Space Peanut Passes By Earth: Here's Why It's Awesome
NASA's Jet Propulsion Laboratory in Pasadena California release video of asteroid that looks remarkably like a peanut. This "space peanut", as it's being called, is around 1.2-miles (2 kilometers) in length. So we're glad it wasn't headed directly at our planet's surface. Instead this is one of many flybys the nutty rock will be making with the Earth in its life circling the sun. The next time we see this space peanut it'll be the year 2054, and once again it'll be far enough away that we can watch it waffle around at a distance.
What's most notable about this asteroid isn't that it looks like a peanut – though that is neat as well. It's being reported because of the advanced nature in which it was captured. One tool in one part of the United States beams a radar signal at the peanut, while another tool in a completely different state picks up the reflected signal.

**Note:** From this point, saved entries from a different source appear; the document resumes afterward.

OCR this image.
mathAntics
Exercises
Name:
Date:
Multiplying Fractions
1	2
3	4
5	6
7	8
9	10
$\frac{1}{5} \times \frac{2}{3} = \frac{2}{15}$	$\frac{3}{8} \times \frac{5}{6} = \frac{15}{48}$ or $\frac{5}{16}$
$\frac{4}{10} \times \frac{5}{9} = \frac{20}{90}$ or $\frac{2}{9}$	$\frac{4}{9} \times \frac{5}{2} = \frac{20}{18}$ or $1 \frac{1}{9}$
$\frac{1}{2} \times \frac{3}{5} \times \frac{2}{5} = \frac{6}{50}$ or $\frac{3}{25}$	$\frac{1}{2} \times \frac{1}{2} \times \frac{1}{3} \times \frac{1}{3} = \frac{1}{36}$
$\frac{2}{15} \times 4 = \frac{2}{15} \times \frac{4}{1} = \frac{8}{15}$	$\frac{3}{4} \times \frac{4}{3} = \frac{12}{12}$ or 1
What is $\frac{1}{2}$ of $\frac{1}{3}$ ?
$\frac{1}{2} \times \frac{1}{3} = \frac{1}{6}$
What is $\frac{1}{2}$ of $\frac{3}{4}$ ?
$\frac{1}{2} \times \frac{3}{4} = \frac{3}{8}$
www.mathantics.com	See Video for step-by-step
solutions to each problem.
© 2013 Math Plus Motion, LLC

Researchers have paired NASA's 230-foot-wide (70-meter) Deep Space Network antenna1 at Goldstone, California, with the National Science Foundation's 330-foot (100-meter) Green Bank Telescope2 in West Virginia.
1: Photo above by Dave Bullock. 2: Photo below via NRAO/AUI
NASA's Near-Earth Object Program is helping fund doctoral research on this asteroid "1999 JD6" headed by graduate student Sean Marshall from Cornell University in Ithaca, New York.
"One of the best ways to study near-Earth asteroids is with radar observations, in which a powerful series of coherent radio waves is transmitted toward an asteroid, and the echoes that reflect off the asteroid are received some time later," said Marshall in his research statement.
"1999 JD6 is particularly interesting and relevant to my interests, since different infrared observations of it have given discrepant estimates of its size."
Above you'll see the most recent radar observations of asteroid 1999 JD6 as captured by NASA this late July and published this morning. According to NASA, this radar data was taken over seven and a half hours on July 25th, 2015, when the asteroid was about 4.5-million miles (about 7.2 million kilometers) from the surface of our Earth.